2. Runners Running Style
The second most important factor that will determine how many miles/km you can run before replacing your running shoes is your running style or how exactly strikes your feet to the ground.
It’s not necessary that all men have the same running style, one person has a neutral running style and the other one may have overpronation. You can make sure by looking at the sole of your running shoe.
3. Runners Weight & Height
This is also a factor that plays a major role. A taller or heavier parson’s running shoe will wear quickie as compared to the normal person’s running shoes.
How You Can Extend The Lifespan Of Your Running Shoes
Running shoes can be expensive for some people who are not able to invest in a new one. But, the good news is there are some things to extend the lifespan of your running shoes.
1. Own Specific Shoe for Specific Surface
Not every single shoe is designed for all purposes. The same running shoes are not also designed for all running conditions.
They built for specific running purposes, as trail shoes made for running on the trail and lightweight-cushioned shoes are built for running on roads or for marathons.
So, if you carry a shoe that is just perfect for the running surface, you can not only prolong the life of your trainer but also protect your feet from being injured by providing the right support and comfort.
2. Use Only When You Run, Don’t Use for a Walk
There might be some people who tend to prefer their running shoes for casual and everyday use just because the shoe is very comfortable. But you know, this extra wear can reduce the life of your trainer.

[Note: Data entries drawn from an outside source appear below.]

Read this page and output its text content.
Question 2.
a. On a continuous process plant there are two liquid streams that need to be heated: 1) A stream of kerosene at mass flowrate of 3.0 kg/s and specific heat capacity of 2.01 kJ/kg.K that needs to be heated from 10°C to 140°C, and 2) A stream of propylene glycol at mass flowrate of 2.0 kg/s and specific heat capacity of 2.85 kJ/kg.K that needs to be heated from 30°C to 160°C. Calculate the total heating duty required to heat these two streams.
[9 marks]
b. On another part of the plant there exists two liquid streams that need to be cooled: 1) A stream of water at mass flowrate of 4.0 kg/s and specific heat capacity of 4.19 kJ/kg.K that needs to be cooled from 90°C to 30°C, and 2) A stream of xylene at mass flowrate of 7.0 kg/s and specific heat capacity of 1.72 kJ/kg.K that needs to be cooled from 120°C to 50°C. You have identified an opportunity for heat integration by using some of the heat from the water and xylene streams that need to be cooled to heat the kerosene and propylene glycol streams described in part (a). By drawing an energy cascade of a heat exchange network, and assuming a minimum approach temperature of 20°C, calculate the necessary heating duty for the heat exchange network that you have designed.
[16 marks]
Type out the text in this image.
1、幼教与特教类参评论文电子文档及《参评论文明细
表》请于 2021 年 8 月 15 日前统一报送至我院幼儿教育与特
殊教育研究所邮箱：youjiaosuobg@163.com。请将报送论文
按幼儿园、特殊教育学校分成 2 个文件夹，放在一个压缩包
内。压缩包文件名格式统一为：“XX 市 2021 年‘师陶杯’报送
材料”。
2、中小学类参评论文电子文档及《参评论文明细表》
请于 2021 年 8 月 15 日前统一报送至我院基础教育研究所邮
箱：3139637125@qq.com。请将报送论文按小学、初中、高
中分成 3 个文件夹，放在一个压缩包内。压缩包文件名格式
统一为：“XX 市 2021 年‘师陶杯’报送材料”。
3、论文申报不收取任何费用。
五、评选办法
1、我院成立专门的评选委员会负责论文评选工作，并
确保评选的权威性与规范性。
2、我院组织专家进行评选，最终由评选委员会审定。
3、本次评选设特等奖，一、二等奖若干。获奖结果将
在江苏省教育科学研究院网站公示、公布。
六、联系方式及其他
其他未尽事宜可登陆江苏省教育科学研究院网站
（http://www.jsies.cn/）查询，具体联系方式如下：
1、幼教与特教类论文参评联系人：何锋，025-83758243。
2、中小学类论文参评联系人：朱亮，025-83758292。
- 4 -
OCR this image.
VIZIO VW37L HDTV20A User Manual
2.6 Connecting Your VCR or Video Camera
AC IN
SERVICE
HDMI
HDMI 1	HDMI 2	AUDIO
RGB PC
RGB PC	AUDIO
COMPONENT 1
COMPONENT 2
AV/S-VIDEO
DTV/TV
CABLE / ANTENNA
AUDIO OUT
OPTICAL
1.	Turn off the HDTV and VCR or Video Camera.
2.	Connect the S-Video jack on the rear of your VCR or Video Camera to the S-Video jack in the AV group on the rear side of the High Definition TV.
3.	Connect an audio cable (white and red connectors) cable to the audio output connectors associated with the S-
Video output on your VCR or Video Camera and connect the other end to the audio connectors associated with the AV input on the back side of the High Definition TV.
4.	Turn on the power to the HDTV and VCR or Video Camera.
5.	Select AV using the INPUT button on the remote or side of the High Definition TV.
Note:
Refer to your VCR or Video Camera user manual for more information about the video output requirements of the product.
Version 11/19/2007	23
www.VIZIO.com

If you do so, try to avoid wearing them after finishing your running and only wear the casual shoe for casual use and walking shoes for everyday activities.
3. Prefer High-Quality Branded Running Shoes
This is obvious that the more you pay the better quality you get. The same condition applies to running shoes. You should not compromise with quality when you have a flexible budget.
Always go with brands like ASICS, NIKE, HOKA, and SKECHERS. These are leading in the running and sports shoe industry and you won’t regret it.
4. Take Running Shoe Off the Right Way
It is always a good practice to take off the shoes by untying the laces after every wear. It might be tempting to take off the shoes by just toeing. There are many who do this.
Untying the shoe in this way can break down or worn out the shoe heel. Ultimately your shoes will wear out before the time.
5. Clean the Shoe after Every Run
Make sure you take care of your running shoes as you do when the shoe was new. When you complete your run, give your trainer a quick wipe to clean the dirt, dust, and water.
If a quick wipe-down not making your shoe clean, put then into a bucket of soapy water and hand wash using a sponge. But avoid washing them into a washing machine.
6. Air-Dry the Shoe to Stays them in Shape
As you avoid the washing machine to clean the shoe, make sure you also avoid putting them into the dryer. Let the shoe air-dry in the sunlight.
This will retain the natural shape of the shoe rather than break down by the high heat.
7. Replace Running Shoes Regularly
If you can afford to invest in another pair, it is a good option to give your trainer extra life. Now you can use both shoes on alternate days as well as for different running conditions.
This make sure that your shoe will get sufficient time to air dry.
I know trainers aren’t cheap, but replacing them regularly will actually save you in the long term.
So, throw out or recycle any old ones, before you get injured, as it will save you from time and miss-training, and money potentially spent on physiotherapy.